Story at a glance
- Book challenges reached a new high in 2021.
- The American Library Association tracked more than 700 challenges to library or school teaching material to come up with a list on the top most challenged books of last year.
- “Gender Queer” by Maia Kobabe was the most challenged book of last year, according to the ALA.
The United States has seen a major uptick in the number of attempted book bans. Last year, the American Library Association tracked 729 challenges to library, school or university teaching material, resulting in 1,590 book challenges or removals. The bulk of those challenged books were written by or about Black people or members of the LGBTQ+ community.
Those challenges represent the greatest number of attempted book bans since the organization began compiling its challenged books lists 20 years ago, ALA President Patricia Wong said in a statement.
Every year, the ALA’s Office of Intellectual Freedom creates a list of the top 10 most challenged books to teach the public about censorship in libraries and schools.
“We support individual parents’ choices concerning their child’s reading and believe that parents should not have those choices dictated by others. Young people need to have access to a variety of books from which they can learn about different perspectives,” Wong said. “So, despite this organized effort to ban books, libraries remain ready to do what we always have: make knowledge and ideas available so people are free to choose what to read.”
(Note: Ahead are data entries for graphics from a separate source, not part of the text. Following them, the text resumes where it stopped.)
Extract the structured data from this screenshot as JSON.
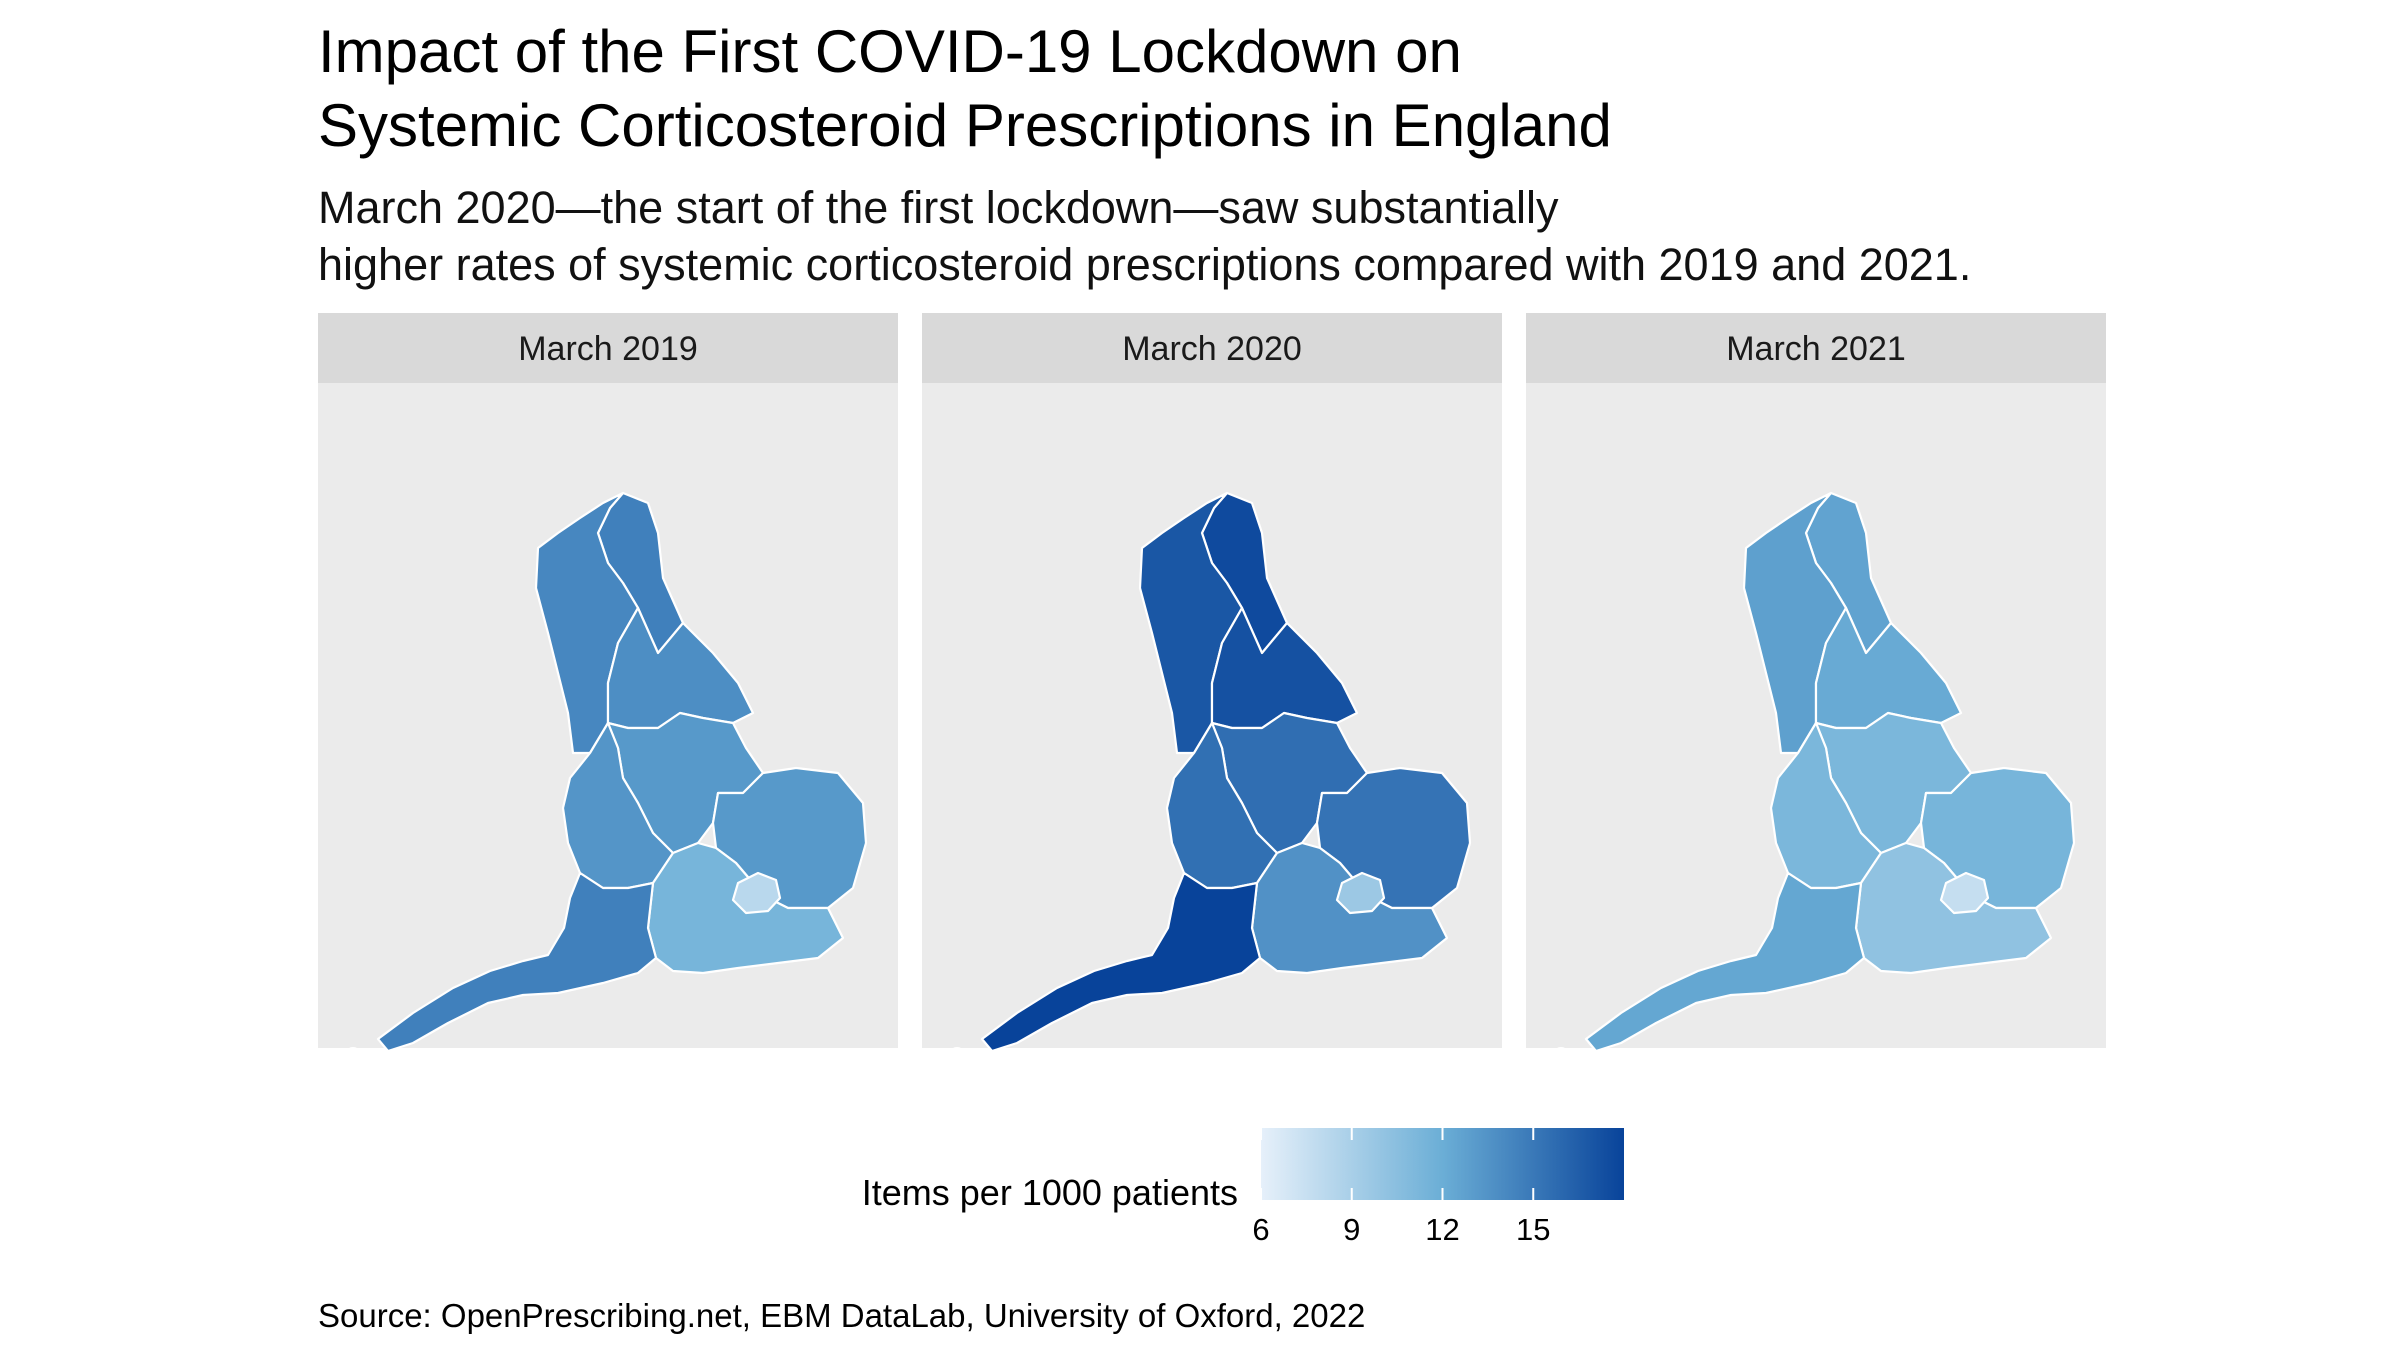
{
  "title_line1": "Impact of the First COVID-19 Lockdown on",
  "title_line2": "Systemic Corticosteroid Prescriptions in England",
  "subtitle_line1": "March 2020—the start of the first lockdown—saw substantially",
  "subtitle_line2": "higher rates of systemic corticosteroid prescriptions compared with 2019 and 2021.",
  "caption": "Source: OpenPrescribing.net, EBM DataLab, University of Oxford, 2022",
  "legend": {
    "title": "Items per 1000 patients",
    "ticks": [
      "6",
      "9",
      "12",
      "15"
    ],
    "tick_values": [
      6,
      9,
      12,
      15
    ],
    "range": [
      6,
      18
    ],
    "color_low": "#e6f0fa",
    "color_high": "#08439a"
  },
  "panels": [
    {
      "label": "March 2019",
      "values": {
        "north_east": 14.6,
        "north_west": 14.2,
        "yorkshire": 13.8,
        "east_midlands": 13.2,
        "west_midlands": 13.4,
        "east": 13.2,
        "london": 8.2,
        "south_east": 11.4,
        "south_west": 14.6
      }
    },
    {
      "label": "March 2020",
      "values": {
        "north_east": 17.6,
        "north_west": 16.9,
        "yorkshire": 17.2,
        "east_midlands": 15.6,
        "west_midlands": 15.5,
        "east": 15.3,
        "london": 9.6,
        "south_east": 13.6,
        "south_west": 18.0
      }
    },
    {
      "label": "March 2021",
      "values": {
        "north_east": 12.6,
        "north_west": 12.8,
        "yorkshire": 12.2,
        "east_midlands": 11.2,
        "west_midlands": 11.2,
        "east": 11.4,
        "london": 7.6,
        "south_east": 10.2,
        "south_west": 12.4
      }
    }
  ],
  "colors": {
    "panel_bg": "#ebebeb",
    "strip_bg": "#d9d9d9",
    "region_border": "#ffffff"
  }
}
Here are the Top 10 Most Challenged Books of 2021
1. “Gender Queer,” by Maia Kobabe Reasons: Banned, challenged and restricted for LGBTQIA+ content and because it was considered to have sexually explicit images.
2. “Lawn Boy,” by Jonathan Evison Reasons: Banned and challenged for LGBTQIA+ content and because it was considered to be sexually explicit.
3. “All Boys Aren’t Blue,” by George M. Johnson Reasons: Banned and challenged for LGBTQIA+ content, profanity, and because it was considered to be sexually explicit.
4. “Out of Darkness,” by Ashley Hope Perez Reasons: Banned, challenged and restricted for depictions of abuse and because it was considered to be sexually explicit.
5. “The Hate U Give,” by Angie Thomas Reasons: Banned and challenged for profanity, violence and because it was thought to promote an anti-police message and indoctrination of a social agenda.
6. “The Absolutely True Diary of a Part-Time Indian,” by Sherman Alexie Reasons: Banned and challenged for profanity, sexual references and use of a derogatory term.
7. “Me and Earl and the Dying Girl,” by Jesse Andrews Reasons: Banned and challenged because it was considered sexually explicit and degrading to women.
8. “The Bluest Eye,” by Toni Morrison Reasons: Banned and challenged because it depicts child sexual abuse and was considered sexually explicit.
9. “This Book is Gay,” by Juno Dawson Reasons: Banned, challenged, relocated and restricted for providing sexual education and LGBTQIA+ content.
10. “Beyond Magenta,” by Susan Kuklin Reasons: Banned and challenged for LGBTQIA+ content and because it was considered to be sexually explicit.